I would like to briefly respond to this excellent Second Reading debate. I thank all colleagues for coming in, and we have heard powerful contributions from all parts of the House. As the Minister said, it is particularly good not only that we have heard from the accomplished Women and Equalities Committee Chair, my right hon. Friend the Member for Romsey and Southampton North (Caroline Nokes), but that a galaxy of former holders of office are represented here. I welcome the Minister stepping into her new responsibilities, and she clearly has plenty of good advisers.
I will not comment on every speech, as some Members want to get on to the business to follow, nor will I add to the long list of organisations outside this place that
have been mentioned, but I do want to emphasise one that was mentioned, the Soroptimists. They are very active and important members of the Tunbridge Wells community, and they are represented in the Public Gallery, today so I emphasise my welcome to them.

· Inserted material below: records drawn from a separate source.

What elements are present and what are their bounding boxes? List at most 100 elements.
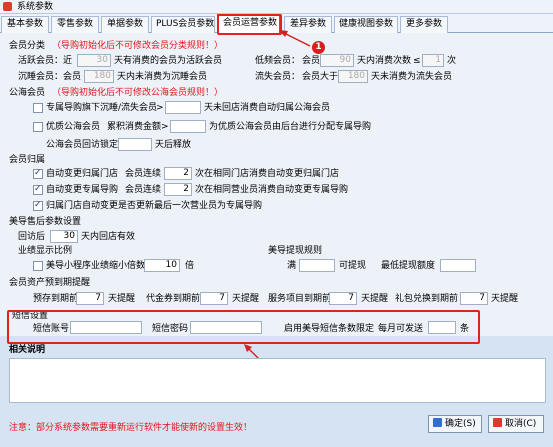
tab-document[interactable]: 单据参数 [101,16,149,33]
tab-highlight-box [217,14,282,35]
after-sale-title: 美导售后参数设置 [9,217,82,227]
ok-button-label: 确定(S) [445,419,476,429]
member-category-warning: （导购初始化后不可修改会员分类规则！） [52,41,224,51]
expiry-label-gift: 礼包兑换到期前 [395,294,459,304]
active-member-prefix: 近 [63,56,73,66]
cancel-button[interactable]: 取消(C) [488,415,544,433]
perf-ratio-title: 业绩显示比例 [18,246,73,256]
mentor-rule-title: 美导提现规则 [268,246,323,256]
expiry-label-service: 服务项目到期前 [268,294,332,304]
low-freq-prefix: 会员 [302,56,321,66]
window-title: 系统参数 [17,2,54,12]
update-guide-label: 归属门店自动变更是否更新最后一次营业员为专属导购 [46,201,263,211]
auto-store-suffix: 次在相同门店消费自动变更归属门店 [195,169,340,179]
update-guide-checkbox[interactable] [33,200,43,211]
lost-suffix: 天未消费为流失会员 [371,72,453,82]
auto-store-count-input[interactable]: 2 [164,167,192,180]
tab-more[interactable]: 更多参数 [400,16,448,33]
dormant-prefix: 会员 [63,72,82,82]
auto-store-checkbox[interactable] [33,168,43,179]
sea-dormant-days-input[interactable] [165,101,201,114]
sea-recall-days-input[interactable] [118,138,152,151]
expiry-suffix-service: 天提醒 [361,294,389,304]
auto-store-mid: 会员连续 [125,169,162,179]
description-title: 相关说明 [9,345,46,355]
tab-retail[interactable]: 零售参数 [51,16,99,33]
low-freq-count-input[interactable]: 1 [422,54,444,67]
visit-prefix: 回访后 [18,232,46,242]
auto-guide-count-input[interactable]: 2 [164,183,192,196]
dormant-member-label: 沉睡会员： [18,72,64,82]
ok-icon [433,418,442,427]
expiry-label-voucher: 代金券到期前 [146,294,201,304]
tab-health-view[interactable]: 健康视图参数 [334,16,398,33]
perf-ratio-input[interactable]: 10 [144,259,180,272]
sea-premium-label: 优质公海会员 [46,122,101,132]
auto-guide-label: 自动变更专属导购 [46,185,119,195]
perf-ratio-label: 美导小程序业绩缩小倍数 [46,261,146,271]
cancel-icon [493,418,502,427]
auto-guide-suffix: 次在相同营业员消费自动变更专属导购 [195,185,349,195]
description-box[interactable] [9,358,546,403]
active-member-suffix: 天有消费的会员为活跃会员 [114,56,223,66]
sea-premium-mid: 累积消费金额 [107,122,162,132]
sea-dormant-checkbox[interactable] [33,103,43,113]
sea-premium-suffix: 为优质公海会员由后台进行分配专属导购 [209,122,372,132]
settings-panel: 会员分类 （导购初始化后不可修改会员分类规则！） 活跃会员： 近 30 天有消费… [0,33,553,336]
expiry-suffix-prepaid: 天提醒 [108,294,136,304]
asset-expiry-title: 会员资产预到期提醒 [9,278,91,288]
auto-guide-mid: 会员连续 [125,185,162,195]
auto-guide-checkbox[interactable] [33,184,43,195]
mentor-full-input[interactable] [299,259,335,272]
member-category-title: 会员分类 [9,41,46,51]
expiry-input-prepaid[interactable]: 7 [76,292,104,305]
active-member-label: 活跃会员： [18,56,64,66]
expiry-input-service[interactable]: 7 [329,292,357,305]
lost-member-label: 流失会员： [255,72,301,82]
sea-premium-checkbox[interactable] [33,122,43,132]
low-freq-days-input[interactable]: 90 [320,54,354,67]
expiry-label-prepaid: 预存到期前 [33,294,79,304]
sea-member-title: 公海会员 [9,88,46,98]
low-freq-label: 低频会员： [255,56,301,66]
mentor-full-suffix: 可提现 [339,261,367,271]
window-titlebar: 系统参数 [0,0,553,14]
perf-ratio-unit: 倍 [185,261,195,271]
perf-ratio-checkbox[interactable] [33,261,43,271]
visit-suffix: 天内回店有效 [81,232,136,242]
tab-difference[interactable]: 差异参数 [284,16,332,33]
mentor-min-label: 最低提现额度 [381,261,436,271]
member-belong-title: 会员归属 [9,155,46,165]
dormant-days-input[interactable]: 180 [84,70,114,83]
tab-basic[interactable]: 基本参数 [1,16,49,33]
app-icon [3,2,12,11]
lost-prefix: 会员大于 [302,72,339,82]
expiry-suffix-gift: 天提醒 [491,294,519,304]
sea-dormant-label: 专属导购旗下沉睡/流失会员 [46,103,158,113]
mentor-full-label: 满 [287,261,297,271]
low-freq-mid: 天内消费次数 [357,56,412,66]
sea-premium-op: > [161,122,169,132]
tab-plus-member[interactable]: PLUS会员参数 [151,16,215,33]
sea-premium-amount-input[interactable] [170,120,206,133]
low-freq-unit: 次 [447,56,457,66]
sea-dormant-suffix: 天未回店消费自动归属公海会员 [204,103,331,113]
ok-button[interactable]: 确定(S) [428,415,482,433]
sea-dormant-op: > [156,103,164,113]
active-days-input[interactable]: 30 [77,54,111,67]
sea-recall-label: 公海会员回访锁定 [46,140,119,150]
dormant-suffix: 天内未消费为沉睡会员 [117,72,208,82]
expiry-input-gift[interactable]: 7 [460,292,488,305]
footer-notice: 注意：部分系统参数需要重新运行软件才能使新的设置生效！ [9,423,253,433]
sms-highlight-box [7,310,480,344]
auto-store-label: 自动变更归属门店 [46,169,119,179]
visit-days-input[interactable]: 30 [50,230,78,243]
expiry-input-voucher[interactable]: 7 [200,292,228,305]
expiry-suffix-voucher: 天提醒 [232,294,260,304]
sea-recall-suffix: 天后释放 [155,140,192,150]
lost-days-input[interactable]: 180 [338,70,368,83]
annotation-marker-1: 1 [312,41,325,54]
cancel-button-label: 取消(C) [505,419,537,429]
low-freq-op: ≤ [413,56,421,66]
mentor-min-input[interactable] [440,259,476,272]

It is clear from the speeches made today that there is universal recognition that public sexual harassment is an all too frequent experience that women and girls, especially, endure every day in all parts of the country. The most powerful change we can and must make is cultural—it must become as obviously unacceptable to abuse a woman on the streets of our country on the basis of her sex as it is to abuse someone on the basis of their race or sexuality—but the law can play an important role in accelerating that cultural change. As we heard, the lack of any specific crime of public sexual harassment can contribute to uncertainty on the part of victims as to whether it is worth reporting it to the police, as well as to uncertainty, I dare say, in the minds of perpetrators who might commit these crimes that this is a crime. They should be well aware of that. The Bill will make a significant step in establishing that deliberately intimidating and abusing women is a crime.
Good suggestions have been made about how the Bill might be improved and I hope that the Bill Committee will provide that opportunity. That said, I am conscious that, for a private Member’s Bill that does not have the luxury of Government time attached to it, what might be the Bill’s ideal scope and coverage has to be proportional to the opportunity that we have, which is to change the law to make public sexual harassment an offence for the first time in our history, and to do so before the summer. Future Bills, whether they are Government or private Members’ Bills, could make further reforms, and I hope that Members will have that in mind in Committee.
I want to end by thanking the Home Secretary and the Minister for their support and for the hard work of their excellent officials in advising me on the Bill’s contents. I am grateful to the Government Whips Office and its officials. In particular, my hon. Friend the Comptroller of His Majesty’s Household is very effective, and she is assisted very ably today by my equally honourable Friend, the Vice-Chamberlain of His Majesty’s Household. I also thank the superb Clerk of Private Members’ Bills in the House Service, Anne-Marie Griffiths, and the print team for its patience and responsiveness when the deadlines for printing the papers for the Bill sometimes went close to the wire. In the hope that we might make the first big step towards safety and confidence for women and girls right across the country, I commend the Bill to the House.
Question put and agreed to.
Bill accordingly read a Second time; to stand committed to a Public Bill Committee (Standing Order No. 63).